Un problème philosophique c’est comme un nœud dans notre esprit, au sujet d’une question fondamentale, que nous ne parvenons pas à défaire. Si l’on en croit Wittgenstein, les problèmes philosophiques, contrairement aux problèmes scientifiques, ne proviendraient pas de la nature des choses mais de la manière de penser et de parler qui fausserait notre compréhension. Le problème de la causalité mentale en s’appuyant sur une distinction ancrée très profondément en chacun d’entre nous, le « physique » et le « mental », serait de ceux-là. Wittgenstein pour résoudre ou plutôt « dissoudre » un problème de ce genre nous demanderait de nous tourner avec soin vers l’usage que nous faisons de nos mots.
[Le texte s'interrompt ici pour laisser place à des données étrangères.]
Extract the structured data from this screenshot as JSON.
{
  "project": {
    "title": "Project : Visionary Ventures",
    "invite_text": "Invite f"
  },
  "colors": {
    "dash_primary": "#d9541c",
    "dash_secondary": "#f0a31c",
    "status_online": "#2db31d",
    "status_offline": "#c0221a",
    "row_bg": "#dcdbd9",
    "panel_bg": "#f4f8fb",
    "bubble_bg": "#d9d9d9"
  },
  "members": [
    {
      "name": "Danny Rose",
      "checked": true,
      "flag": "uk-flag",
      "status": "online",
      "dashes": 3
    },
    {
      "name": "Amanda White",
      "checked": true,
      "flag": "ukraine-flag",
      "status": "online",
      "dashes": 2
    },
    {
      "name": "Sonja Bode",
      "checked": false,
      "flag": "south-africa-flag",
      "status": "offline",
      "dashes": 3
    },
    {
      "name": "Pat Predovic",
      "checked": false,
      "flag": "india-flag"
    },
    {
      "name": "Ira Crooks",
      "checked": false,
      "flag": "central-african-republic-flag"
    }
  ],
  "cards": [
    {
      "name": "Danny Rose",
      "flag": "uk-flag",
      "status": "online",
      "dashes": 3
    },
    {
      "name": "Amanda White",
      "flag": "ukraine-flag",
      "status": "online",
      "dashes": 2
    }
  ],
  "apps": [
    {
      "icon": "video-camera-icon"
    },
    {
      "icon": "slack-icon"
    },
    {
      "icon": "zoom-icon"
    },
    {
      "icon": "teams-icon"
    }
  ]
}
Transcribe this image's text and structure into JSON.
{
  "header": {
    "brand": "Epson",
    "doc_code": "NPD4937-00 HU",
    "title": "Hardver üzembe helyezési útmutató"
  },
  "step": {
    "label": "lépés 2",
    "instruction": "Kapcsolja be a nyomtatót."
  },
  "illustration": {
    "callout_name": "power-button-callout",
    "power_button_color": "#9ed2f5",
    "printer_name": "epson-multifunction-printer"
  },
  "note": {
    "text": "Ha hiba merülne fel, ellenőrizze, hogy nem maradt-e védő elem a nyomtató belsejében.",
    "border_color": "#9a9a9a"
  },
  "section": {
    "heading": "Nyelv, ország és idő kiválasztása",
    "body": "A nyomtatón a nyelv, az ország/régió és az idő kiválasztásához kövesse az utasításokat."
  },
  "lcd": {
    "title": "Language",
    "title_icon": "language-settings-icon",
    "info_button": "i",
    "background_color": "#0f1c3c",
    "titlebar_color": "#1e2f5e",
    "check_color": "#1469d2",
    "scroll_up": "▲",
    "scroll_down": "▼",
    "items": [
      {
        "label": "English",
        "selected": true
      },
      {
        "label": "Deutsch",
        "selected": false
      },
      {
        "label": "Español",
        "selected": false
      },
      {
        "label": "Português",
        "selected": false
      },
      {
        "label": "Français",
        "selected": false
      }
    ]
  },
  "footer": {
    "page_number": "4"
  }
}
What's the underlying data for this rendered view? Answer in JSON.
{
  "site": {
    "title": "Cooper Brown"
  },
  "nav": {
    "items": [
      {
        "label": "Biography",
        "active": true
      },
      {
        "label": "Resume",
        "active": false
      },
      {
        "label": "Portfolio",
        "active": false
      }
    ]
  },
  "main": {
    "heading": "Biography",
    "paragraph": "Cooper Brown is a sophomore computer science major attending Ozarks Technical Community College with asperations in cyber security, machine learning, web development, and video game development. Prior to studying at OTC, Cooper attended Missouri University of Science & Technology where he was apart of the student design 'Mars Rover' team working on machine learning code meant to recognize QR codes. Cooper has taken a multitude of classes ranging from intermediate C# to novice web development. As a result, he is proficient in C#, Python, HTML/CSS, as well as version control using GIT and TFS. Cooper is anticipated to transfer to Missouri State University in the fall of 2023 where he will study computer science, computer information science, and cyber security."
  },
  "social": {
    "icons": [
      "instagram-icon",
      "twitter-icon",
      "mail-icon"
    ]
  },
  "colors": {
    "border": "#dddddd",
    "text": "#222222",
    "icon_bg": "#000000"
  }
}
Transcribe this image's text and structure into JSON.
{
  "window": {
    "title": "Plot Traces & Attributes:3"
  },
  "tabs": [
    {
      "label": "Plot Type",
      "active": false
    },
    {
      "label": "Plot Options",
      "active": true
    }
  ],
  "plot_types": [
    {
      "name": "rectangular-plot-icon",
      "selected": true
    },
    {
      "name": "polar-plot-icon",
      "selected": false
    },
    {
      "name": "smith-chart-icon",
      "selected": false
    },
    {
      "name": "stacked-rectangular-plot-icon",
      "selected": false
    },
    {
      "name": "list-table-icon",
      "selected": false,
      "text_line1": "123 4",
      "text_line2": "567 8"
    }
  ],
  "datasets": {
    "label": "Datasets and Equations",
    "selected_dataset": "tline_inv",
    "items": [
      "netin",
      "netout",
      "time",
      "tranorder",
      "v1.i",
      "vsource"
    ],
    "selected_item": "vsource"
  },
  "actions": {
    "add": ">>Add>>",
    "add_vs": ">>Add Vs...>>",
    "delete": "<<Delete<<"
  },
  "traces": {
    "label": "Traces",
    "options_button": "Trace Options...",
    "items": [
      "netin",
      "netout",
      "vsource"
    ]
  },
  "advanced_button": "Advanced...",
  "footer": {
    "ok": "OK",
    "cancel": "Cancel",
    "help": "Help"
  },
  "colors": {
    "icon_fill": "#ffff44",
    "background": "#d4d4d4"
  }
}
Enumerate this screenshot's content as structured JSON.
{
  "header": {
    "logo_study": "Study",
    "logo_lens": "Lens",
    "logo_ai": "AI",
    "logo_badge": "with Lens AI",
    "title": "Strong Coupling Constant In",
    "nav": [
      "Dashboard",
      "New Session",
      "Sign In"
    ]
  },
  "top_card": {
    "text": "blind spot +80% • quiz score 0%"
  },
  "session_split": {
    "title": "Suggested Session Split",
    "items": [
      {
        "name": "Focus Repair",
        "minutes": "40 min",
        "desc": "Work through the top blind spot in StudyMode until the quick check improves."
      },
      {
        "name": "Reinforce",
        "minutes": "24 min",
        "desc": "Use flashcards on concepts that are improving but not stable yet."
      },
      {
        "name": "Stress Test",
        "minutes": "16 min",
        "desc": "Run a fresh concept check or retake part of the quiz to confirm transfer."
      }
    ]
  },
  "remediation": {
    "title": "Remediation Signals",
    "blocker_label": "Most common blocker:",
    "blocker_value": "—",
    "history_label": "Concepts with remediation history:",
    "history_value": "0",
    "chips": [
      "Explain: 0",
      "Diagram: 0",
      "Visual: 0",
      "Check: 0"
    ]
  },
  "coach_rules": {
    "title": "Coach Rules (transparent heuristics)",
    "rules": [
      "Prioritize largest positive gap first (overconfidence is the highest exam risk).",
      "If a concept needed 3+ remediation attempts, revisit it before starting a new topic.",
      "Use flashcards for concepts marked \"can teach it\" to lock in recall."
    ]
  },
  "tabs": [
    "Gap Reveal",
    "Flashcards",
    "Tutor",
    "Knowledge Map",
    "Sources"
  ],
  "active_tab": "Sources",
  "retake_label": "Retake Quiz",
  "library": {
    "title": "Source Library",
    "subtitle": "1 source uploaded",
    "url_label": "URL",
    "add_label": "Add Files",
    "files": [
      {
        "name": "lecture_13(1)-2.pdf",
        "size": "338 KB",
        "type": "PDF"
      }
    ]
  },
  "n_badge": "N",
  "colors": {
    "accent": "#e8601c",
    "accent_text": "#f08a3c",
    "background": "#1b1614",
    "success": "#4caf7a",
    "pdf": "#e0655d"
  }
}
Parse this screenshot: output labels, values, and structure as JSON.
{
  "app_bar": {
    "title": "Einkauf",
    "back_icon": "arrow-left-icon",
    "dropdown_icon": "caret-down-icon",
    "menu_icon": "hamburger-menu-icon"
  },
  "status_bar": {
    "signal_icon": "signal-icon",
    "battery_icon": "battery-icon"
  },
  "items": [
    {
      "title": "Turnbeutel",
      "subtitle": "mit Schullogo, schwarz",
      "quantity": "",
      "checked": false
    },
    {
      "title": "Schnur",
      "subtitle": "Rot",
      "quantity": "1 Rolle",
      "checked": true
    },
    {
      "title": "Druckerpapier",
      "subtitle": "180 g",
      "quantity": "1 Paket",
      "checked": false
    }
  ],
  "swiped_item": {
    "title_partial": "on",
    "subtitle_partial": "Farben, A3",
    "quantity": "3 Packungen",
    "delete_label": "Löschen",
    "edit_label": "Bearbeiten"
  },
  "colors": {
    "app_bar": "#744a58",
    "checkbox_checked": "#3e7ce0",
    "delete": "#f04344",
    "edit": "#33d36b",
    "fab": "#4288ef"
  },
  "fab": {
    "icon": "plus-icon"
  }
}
Portant ainsi notre attention sur le langage ordinaire, nous pourrions voir la boucle du nœud se détendre et peut-être finirait-elle par s’ouvrir.  Mais est-ce que la distinction que l’on est amené à faire entre le « physique » et le « mental » est engendrée par une confusion linguistique ?

A cette question, Jaegwon Kim, défendant sa théorie réductionniste du mental au physique répond ainsi :

Nous avons tendance à lire « non physique » lorsque nous voyons le mot « mental » et à penser « non mental » lorsque nous voyons le mot « physique ». Cela a pour effet de faire apparaître la réduction du mental au physique comme une contradiction verbale, contribuant ainsi à l’idée que la réduction physique de quelque chose qui nous tient à cœur comme une entité mentale, la pensée ou le sentiment par exemple, deviendrait quelque chose d’autre que ce qu’il est. Mais cela serait le cas seulement si par « physique » nous voulions signifier « non mental.[1]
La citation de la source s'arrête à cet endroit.